Media Controller Next Generation status update

We briefly discussed the MC next gen status, focusing the discussions on how this will work with the Advanced Linux Sound Architecture (ALSA). Mark Brown (Linaro) and Vinod Koul (Intel) pointed out that the current ALSA patches are barely touching the needs; an aSoC pipeline would be a way more complex than what was done so far on the ALSA patchset. Vinod and Mark are looking for a way to be able to set a topology using ‘cat file >/dev/mediaX‘. This is currently provided via request_firmware logic on aSoC. We need to find a way to keep a core MC support that would be consistent with the current topology setup on aSoC. Both ALSA and media developers need to be involved on such development.

Atomic configuration updates across subsystems (MC for links, V4L2/ALSA for other parameters, …) also need to be taken into account.
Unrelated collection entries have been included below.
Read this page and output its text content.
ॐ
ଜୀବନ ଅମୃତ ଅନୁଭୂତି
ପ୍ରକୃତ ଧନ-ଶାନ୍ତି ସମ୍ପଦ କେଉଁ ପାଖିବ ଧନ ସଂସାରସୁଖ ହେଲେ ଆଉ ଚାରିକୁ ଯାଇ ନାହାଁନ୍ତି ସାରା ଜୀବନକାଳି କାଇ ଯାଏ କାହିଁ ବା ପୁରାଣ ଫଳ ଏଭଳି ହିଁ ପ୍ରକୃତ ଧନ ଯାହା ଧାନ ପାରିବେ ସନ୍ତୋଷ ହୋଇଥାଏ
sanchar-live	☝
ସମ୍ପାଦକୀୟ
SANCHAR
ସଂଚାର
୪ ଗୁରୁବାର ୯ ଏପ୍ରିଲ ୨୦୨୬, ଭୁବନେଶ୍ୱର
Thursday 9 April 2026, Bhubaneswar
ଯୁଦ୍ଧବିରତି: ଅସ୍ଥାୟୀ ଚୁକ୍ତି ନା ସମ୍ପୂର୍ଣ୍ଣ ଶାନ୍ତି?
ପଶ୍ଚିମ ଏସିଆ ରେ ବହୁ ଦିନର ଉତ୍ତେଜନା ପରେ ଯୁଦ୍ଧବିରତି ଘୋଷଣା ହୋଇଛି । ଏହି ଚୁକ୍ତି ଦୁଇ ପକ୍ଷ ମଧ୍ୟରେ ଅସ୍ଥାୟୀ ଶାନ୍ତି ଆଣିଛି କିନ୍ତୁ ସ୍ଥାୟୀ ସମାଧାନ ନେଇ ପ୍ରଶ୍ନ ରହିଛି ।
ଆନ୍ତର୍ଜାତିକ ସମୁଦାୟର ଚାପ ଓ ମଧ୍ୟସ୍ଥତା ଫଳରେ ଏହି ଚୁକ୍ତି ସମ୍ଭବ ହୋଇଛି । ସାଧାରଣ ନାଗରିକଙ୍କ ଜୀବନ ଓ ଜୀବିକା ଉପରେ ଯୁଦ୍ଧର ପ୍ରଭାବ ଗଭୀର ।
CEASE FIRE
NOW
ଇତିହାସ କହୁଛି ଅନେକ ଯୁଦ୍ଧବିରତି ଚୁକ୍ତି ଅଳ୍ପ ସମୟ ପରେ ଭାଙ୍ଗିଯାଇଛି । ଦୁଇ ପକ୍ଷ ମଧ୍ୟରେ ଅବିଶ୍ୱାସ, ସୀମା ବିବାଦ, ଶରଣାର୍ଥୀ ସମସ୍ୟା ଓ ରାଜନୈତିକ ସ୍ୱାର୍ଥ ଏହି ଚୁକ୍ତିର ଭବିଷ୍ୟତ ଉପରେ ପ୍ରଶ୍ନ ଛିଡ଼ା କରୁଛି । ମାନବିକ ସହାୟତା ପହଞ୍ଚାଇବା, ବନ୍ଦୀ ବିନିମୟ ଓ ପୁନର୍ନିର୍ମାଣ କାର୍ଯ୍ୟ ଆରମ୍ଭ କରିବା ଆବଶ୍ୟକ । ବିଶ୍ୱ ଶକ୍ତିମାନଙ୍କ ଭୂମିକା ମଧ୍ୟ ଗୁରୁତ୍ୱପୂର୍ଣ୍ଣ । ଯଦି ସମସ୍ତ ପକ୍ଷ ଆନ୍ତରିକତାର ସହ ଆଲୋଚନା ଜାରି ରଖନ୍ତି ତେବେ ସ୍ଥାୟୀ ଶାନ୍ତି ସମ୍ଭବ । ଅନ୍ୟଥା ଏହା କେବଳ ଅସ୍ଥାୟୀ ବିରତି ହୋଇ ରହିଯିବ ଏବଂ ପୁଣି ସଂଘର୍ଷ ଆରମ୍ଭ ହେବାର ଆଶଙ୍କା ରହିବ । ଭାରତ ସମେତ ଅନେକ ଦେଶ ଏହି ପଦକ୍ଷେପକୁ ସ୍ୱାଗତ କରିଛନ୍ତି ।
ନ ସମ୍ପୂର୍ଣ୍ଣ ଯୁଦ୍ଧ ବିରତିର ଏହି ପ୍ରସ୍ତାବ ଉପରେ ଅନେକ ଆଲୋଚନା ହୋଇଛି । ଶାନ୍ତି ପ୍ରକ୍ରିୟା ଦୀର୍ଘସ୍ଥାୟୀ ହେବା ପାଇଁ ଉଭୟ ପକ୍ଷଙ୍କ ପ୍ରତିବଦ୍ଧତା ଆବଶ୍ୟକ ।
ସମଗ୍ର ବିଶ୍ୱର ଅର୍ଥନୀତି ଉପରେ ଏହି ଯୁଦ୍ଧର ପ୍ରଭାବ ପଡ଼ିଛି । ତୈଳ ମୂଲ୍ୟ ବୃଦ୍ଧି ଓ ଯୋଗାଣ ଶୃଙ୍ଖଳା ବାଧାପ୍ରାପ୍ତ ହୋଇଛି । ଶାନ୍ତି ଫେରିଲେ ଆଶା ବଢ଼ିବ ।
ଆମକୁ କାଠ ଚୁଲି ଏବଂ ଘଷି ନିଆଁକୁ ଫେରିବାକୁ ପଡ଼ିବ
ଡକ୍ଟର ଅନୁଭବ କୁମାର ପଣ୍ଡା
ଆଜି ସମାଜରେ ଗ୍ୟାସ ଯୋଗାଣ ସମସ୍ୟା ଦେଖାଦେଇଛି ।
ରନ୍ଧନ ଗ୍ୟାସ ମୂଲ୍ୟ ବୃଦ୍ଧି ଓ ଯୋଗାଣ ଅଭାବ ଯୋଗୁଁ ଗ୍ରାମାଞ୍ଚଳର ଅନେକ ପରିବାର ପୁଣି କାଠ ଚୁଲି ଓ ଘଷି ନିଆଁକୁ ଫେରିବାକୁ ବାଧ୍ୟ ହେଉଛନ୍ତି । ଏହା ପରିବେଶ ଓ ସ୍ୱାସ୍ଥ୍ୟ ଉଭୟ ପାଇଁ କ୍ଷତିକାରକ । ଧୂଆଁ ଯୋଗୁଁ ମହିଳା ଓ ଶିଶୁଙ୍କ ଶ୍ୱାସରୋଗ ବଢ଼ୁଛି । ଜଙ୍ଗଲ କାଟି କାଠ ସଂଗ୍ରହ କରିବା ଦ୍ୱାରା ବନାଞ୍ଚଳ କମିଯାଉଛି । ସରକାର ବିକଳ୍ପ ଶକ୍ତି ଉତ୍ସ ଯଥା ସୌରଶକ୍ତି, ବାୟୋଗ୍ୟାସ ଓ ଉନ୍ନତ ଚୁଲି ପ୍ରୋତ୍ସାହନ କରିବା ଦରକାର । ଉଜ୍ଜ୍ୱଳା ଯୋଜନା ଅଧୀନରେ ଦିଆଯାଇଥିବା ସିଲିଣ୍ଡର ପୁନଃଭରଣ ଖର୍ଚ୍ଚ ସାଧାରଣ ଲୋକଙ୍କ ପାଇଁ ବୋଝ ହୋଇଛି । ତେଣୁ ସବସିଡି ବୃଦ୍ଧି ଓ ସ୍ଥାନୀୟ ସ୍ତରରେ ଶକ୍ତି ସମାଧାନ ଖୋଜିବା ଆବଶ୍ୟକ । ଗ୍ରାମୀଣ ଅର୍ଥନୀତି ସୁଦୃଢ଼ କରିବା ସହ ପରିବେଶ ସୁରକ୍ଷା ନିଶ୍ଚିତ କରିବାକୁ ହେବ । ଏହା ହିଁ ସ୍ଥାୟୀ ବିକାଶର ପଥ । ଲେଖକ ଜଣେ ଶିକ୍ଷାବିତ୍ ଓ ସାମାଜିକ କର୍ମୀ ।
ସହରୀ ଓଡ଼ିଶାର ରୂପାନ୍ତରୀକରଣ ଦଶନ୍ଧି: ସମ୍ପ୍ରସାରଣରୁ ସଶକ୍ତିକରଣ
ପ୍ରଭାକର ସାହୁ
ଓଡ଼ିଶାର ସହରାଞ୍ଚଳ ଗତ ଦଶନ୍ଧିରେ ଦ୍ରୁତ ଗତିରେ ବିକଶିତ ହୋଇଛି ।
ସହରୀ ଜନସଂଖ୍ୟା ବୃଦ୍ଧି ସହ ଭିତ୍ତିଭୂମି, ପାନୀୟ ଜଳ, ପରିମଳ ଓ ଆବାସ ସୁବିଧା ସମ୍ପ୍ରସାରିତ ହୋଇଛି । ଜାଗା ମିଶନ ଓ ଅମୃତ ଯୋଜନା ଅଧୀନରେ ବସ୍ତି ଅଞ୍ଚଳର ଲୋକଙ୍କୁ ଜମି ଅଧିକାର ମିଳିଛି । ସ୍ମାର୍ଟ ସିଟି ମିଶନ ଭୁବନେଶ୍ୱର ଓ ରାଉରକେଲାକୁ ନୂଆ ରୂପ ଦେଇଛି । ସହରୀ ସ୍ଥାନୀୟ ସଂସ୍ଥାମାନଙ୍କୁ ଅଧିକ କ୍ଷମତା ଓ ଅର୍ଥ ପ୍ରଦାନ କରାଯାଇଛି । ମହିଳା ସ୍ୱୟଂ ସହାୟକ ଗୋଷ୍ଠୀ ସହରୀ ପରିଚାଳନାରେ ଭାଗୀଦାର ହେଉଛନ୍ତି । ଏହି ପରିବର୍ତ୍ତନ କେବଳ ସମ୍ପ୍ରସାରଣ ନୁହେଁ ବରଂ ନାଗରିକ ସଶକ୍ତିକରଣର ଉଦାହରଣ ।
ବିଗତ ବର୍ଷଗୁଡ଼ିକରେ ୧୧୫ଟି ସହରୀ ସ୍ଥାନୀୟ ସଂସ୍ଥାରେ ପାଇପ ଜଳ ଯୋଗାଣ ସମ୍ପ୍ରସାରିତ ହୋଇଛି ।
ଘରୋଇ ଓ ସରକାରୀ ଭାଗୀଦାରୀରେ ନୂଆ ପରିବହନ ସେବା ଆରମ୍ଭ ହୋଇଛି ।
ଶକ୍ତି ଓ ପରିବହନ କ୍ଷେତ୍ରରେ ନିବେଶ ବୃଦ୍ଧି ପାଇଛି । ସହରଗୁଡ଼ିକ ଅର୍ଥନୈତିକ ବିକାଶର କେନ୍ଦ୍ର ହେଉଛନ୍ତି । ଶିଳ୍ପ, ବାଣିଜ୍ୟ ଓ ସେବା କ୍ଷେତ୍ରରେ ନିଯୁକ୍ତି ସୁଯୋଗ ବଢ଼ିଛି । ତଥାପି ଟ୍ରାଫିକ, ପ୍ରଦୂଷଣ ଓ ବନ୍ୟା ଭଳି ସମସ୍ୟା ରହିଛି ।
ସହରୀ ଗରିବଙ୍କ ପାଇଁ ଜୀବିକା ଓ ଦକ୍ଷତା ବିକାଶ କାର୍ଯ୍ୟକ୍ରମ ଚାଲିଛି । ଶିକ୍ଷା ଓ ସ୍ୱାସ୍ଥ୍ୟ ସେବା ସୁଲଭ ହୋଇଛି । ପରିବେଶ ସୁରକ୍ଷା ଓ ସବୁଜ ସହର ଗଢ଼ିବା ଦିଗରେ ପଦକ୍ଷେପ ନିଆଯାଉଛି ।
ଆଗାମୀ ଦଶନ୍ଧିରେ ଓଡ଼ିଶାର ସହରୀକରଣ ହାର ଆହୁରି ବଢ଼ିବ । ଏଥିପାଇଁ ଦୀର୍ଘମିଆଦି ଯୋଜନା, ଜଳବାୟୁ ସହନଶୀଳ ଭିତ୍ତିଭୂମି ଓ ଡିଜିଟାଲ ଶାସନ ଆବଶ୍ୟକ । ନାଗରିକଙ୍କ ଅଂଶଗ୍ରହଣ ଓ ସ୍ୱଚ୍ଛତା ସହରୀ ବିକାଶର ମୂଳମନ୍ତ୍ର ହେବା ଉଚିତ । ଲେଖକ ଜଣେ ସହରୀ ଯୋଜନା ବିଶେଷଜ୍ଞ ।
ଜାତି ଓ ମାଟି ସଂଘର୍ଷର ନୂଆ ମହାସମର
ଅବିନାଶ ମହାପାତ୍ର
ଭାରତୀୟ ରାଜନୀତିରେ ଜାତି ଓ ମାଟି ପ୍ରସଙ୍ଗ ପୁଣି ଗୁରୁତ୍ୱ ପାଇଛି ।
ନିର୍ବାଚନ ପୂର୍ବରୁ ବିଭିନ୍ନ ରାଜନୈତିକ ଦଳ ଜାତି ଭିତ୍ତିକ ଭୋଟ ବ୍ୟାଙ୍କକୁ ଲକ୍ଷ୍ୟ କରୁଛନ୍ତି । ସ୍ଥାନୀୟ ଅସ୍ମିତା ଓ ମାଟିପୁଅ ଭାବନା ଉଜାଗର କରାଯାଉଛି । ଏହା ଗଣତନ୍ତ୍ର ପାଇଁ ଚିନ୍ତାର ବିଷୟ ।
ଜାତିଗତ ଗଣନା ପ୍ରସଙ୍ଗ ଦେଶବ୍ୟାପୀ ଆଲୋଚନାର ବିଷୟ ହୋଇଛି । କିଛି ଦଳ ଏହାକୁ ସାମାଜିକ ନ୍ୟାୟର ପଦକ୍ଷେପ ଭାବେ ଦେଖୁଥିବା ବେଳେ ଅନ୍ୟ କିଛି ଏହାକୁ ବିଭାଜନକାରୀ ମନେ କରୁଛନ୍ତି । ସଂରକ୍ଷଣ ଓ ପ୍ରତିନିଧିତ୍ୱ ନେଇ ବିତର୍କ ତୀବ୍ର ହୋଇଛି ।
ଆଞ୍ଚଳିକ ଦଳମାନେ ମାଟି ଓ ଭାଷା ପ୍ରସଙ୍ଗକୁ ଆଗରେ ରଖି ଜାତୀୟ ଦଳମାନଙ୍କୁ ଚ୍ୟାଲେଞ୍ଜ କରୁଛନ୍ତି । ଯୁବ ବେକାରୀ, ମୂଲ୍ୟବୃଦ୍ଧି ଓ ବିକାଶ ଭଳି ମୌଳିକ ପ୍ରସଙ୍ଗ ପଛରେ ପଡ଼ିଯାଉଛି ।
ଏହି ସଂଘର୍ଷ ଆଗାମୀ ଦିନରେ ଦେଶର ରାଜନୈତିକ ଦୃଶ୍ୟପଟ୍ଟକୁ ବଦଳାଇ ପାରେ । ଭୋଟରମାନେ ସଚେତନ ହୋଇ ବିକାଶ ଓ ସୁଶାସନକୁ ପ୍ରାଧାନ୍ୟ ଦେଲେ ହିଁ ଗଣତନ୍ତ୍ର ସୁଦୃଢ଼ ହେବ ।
Ordering matters for audio device routing changes unless the hardware can apply routing changes atomically.

VIDIOC_SUBDEV_QUERYCAP ioctl addition

QUERYCAP is desired for v4l-subdev devices, because there are currently no ioctls that are always available for v4l-subdev devices. Having such an ioctl will make v4l2-compliance easier to write. It would also be nice to find the media controller from a device node.

Two solutions were proposed:

  1. Create a struct v4l2_subdev_capability and add a new V4L2-specific ioctl.
  2. Add support for a MEDIA_IOC_DEVICE_INFO ioctl to all MC-aware interfaces.

It was suggested to check if implementing MEDIA_IOC_INTERFACE_INFO is easy to be added on the various subsystems (dvb, alsa, drm, iio).

DELETE_BUFFERS ioctl addition

Laurent Pinchart (Ideas on Board) suggested we create a new ioctl that is able to dynamically delete some buffers created via CREATE_BUFFERS. Related to this issue is allowing for more than 32 buffers (this has been requested in the past). One of the issues is if the buffer numbers will have “holes” or if the Kernel will dynamically re-allocate bufs array in vb2_queue. The problem with having holes is the need for an efficient index-to-vb2_buffer lookup. We agreed that we’d like to have it in addition to the ability to have more than 32 buffers.

Workshop Format

The Linux Kernel Summit Media Workshop is very technical in its current form, and it’s hard for non-core developers to follow. We discussed some of alternatives to make it more accessible, and we’ve considered splitting it into two parts:

  • The first would be less technical, and focus more on status updates, presenting work in progress,  and would invite presentations from a boarder audience, such as application developers.
  • The second part would be technical content for core devs.

We considered breaking this up into a two day format, or doing two one-day workshops a year, one technical and one open for all. We are going to look at how other subsystems do this in order to choose the best rout of action. It was proposed to do the two day approach for media workshops that have at least two days available. It was suggested that we should do one of the media workshops next year co-located with ALSA workshop, in order to address the Media Controller related questions.

Looking Ahead

As always, this workshop was highly productive and allowed us to work out many issues with Linux media. South Korea was a great location to host this event, and we look forward to seeing some familiar faces at Linux Kernel media workshops in 2016!

Author: Mauro Carvalho Chehab

Mauro is the maintainer of the Linux kernel media and EDAC subsystems and Tizen on Yocto. He's also a major contributor to the Reliability Availability and Serviceability (RAS) subsystems.